A soft snore reached his ears.

That could not be comfortable. Just looking at her made his neck ache. Should he wake her up? That seemed like a bad idea and for a while, he waffled on what to do. A brief look in his pack revealed no blankets, just food. He did see the end of a rope, but it was stuffed at the bottom and not really a solution anyway.

He sighed and pulled off his coat, leaving his upper half of his unitard exposed. Crystal smoothed out the driest part of the clearing he could find and laid out the coat flat. His cloak was folded into a head pillow on the far end.

The next part was tricky. Kneeling, he carefully threaded his arm under her knees with his other hovering over her back. With a grunt, he lifted her into a princess hold.

Her eyes fluttered open, anger and confusion reflected in them, causing his heart to race. At this point, he figured she just might slug him, or claw his eyes out.

She didn't.

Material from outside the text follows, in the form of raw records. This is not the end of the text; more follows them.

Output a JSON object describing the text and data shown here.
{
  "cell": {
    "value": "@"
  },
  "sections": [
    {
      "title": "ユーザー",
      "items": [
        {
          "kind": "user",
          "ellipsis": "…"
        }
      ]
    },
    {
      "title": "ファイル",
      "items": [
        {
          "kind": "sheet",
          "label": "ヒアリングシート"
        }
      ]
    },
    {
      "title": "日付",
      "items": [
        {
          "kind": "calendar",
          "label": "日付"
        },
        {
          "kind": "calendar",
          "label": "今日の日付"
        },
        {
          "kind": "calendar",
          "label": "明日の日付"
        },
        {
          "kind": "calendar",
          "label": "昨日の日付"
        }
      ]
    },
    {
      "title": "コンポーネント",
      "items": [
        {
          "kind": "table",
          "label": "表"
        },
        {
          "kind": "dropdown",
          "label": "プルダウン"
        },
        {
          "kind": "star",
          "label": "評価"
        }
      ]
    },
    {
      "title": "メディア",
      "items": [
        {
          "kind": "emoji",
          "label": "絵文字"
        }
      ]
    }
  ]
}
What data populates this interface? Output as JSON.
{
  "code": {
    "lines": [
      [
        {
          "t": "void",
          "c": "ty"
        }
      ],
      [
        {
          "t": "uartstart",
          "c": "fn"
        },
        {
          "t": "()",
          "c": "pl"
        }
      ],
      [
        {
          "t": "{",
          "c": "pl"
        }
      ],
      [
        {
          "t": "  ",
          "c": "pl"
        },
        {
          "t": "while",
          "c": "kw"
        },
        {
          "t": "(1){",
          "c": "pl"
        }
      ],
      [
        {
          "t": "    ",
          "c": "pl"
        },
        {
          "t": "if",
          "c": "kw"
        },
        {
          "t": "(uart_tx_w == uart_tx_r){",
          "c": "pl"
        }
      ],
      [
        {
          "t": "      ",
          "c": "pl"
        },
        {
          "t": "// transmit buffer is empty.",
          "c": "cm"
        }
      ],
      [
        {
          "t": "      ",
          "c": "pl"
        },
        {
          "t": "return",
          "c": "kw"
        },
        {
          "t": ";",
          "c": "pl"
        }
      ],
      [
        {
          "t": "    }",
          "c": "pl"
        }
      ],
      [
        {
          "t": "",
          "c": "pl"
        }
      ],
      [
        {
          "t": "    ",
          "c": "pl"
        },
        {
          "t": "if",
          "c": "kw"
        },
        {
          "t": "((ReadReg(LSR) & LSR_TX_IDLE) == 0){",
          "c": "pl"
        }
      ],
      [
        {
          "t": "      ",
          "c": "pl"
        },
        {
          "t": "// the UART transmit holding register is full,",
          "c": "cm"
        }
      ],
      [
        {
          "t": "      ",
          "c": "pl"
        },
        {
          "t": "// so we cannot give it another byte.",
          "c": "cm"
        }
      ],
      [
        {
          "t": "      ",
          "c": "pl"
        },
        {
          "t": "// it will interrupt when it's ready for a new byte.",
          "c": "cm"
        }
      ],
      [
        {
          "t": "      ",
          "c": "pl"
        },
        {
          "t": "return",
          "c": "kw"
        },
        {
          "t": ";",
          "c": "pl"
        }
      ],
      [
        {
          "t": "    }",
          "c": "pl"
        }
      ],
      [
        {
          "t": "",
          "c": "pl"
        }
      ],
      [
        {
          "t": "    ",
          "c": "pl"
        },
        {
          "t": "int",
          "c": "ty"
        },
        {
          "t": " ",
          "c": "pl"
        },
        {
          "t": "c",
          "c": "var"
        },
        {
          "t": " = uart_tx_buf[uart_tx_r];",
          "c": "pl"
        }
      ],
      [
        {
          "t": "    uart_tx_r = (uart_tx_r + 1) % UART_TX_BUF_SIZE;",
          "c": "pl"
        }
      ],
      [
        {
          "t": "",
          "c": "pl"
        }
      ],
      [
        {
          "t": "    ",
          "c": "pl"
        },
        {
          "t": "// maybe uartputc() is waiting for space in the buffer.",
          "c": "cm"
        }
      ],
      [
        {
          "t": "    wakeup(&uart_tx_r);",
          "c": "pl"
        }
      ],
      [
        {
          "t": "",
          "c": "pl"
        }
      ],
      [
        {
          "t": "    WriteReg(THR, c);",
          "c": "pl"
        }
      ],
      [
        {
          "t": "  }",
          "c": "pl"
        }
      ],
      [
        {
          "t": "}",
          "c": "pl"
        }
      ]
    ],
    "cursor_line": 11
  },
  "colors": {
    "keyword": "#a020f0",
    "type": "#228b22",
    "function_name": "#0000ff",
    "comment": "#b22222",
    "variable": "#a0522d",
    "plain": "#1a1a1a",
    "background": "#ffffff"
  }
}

Her confusion melted to relief when she saw him. A moment later, her eyes had closed again.

Relief swelled in him, relief and something else he refused to acknowledge.

He wasted no time placing her on his makeshift bedding, huffing lightly from the effort. She stirred again, settling, but didn't open her eyes. After a few adjustments to her cloak to make sure she was covered, Stan stepped back.

She looked almost peaceful.

His exhaustion bubbled to the surface, and after feeding the fire again, he curled up beside it in the mud and fell asleep within moments.